Mr Lim’s own track provides a model of what many teachers can expect in the years ahead. For a year in 2003, he served as a Planning Officer in MOE’s Education Policy Branch. There, he gained experience in formulating and implementing policies for the Integrated Programme, junior colleges and the revised JC curriculum.

When he joined HCI (then Hwa Chong JC) in 2004, Mr Lim arrived at what he described as a “watershed in its history.” The JC was the first in Singapore to turn independent and offer the Integrated Programme, shortly before it merged with Chinese High School to form HCI. Then in 2007, HCI set up a satellite campus in Beijing, another first for a Singapore school and pioneered in 2008 the ‘Future School’ programme.
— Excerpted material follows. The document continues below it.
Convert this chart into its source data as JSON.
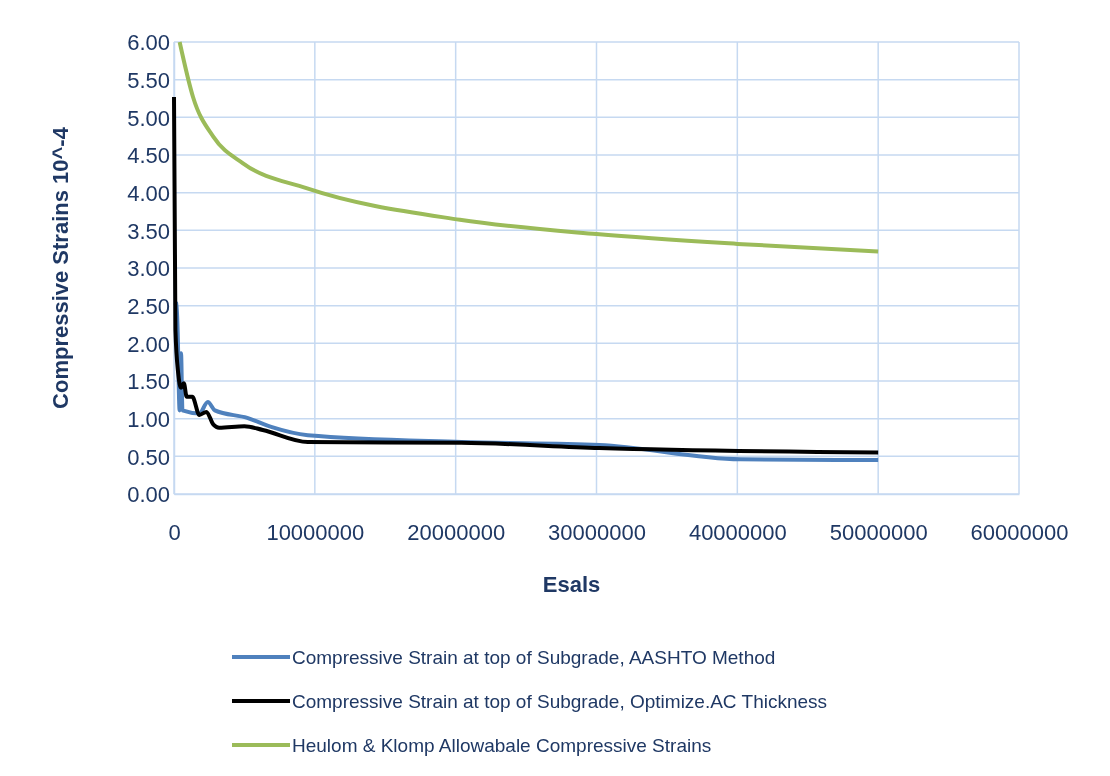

Managing all these initiatives was squarely up Mr Lim’s alley, thanks to his stints in both classroom teaching and education planning. “To see national policies, ideas and abstract concepts being transformed into reality in the school was one of the highlights of my teaching career,” he remarked.

Hwa Chong TEACH

Teachers can look forward to more opportunities for career development and professional growth through the TEACH framework.

This penchant for pulling together diverse strings of thought spills over into the classroom. “I like being in a position to get students thinking seriously about basic questions on the nature of knowledge, metaphysics, moral and political philosophy, as well as their place in the world and society,” Mr Lim revealed. “I like thinking about different ways to engage students, to challenge their perspectives and to get them to look at situations in another way.”

Concurring, Charmaine recalls that Mr Lim’s classes taught her fundamental skills that receive little attention elsewhere. Describing her own encounters, Goh Mei Hui, a JC2 student at HCI, stated, “My KI experience has been very fulfilling. Mr Lim has also been a very patient and helpful mentor in guiding me through my Independent Studies.”

In addition to his duties as a teacher, Mr Lim manages public and media relations as the Communications Director for HCI. Other tasks include school outreach and publications, a multiplicity of roles that he maintains keeps his work from ever getting boring.

“I’m ready to serve in a greater capacity,” he declares of what lies ahead after his Ph.D. “I am fortunate to be in a school that is at the forefront of educational change and innovation. So there’s never a dull moment.”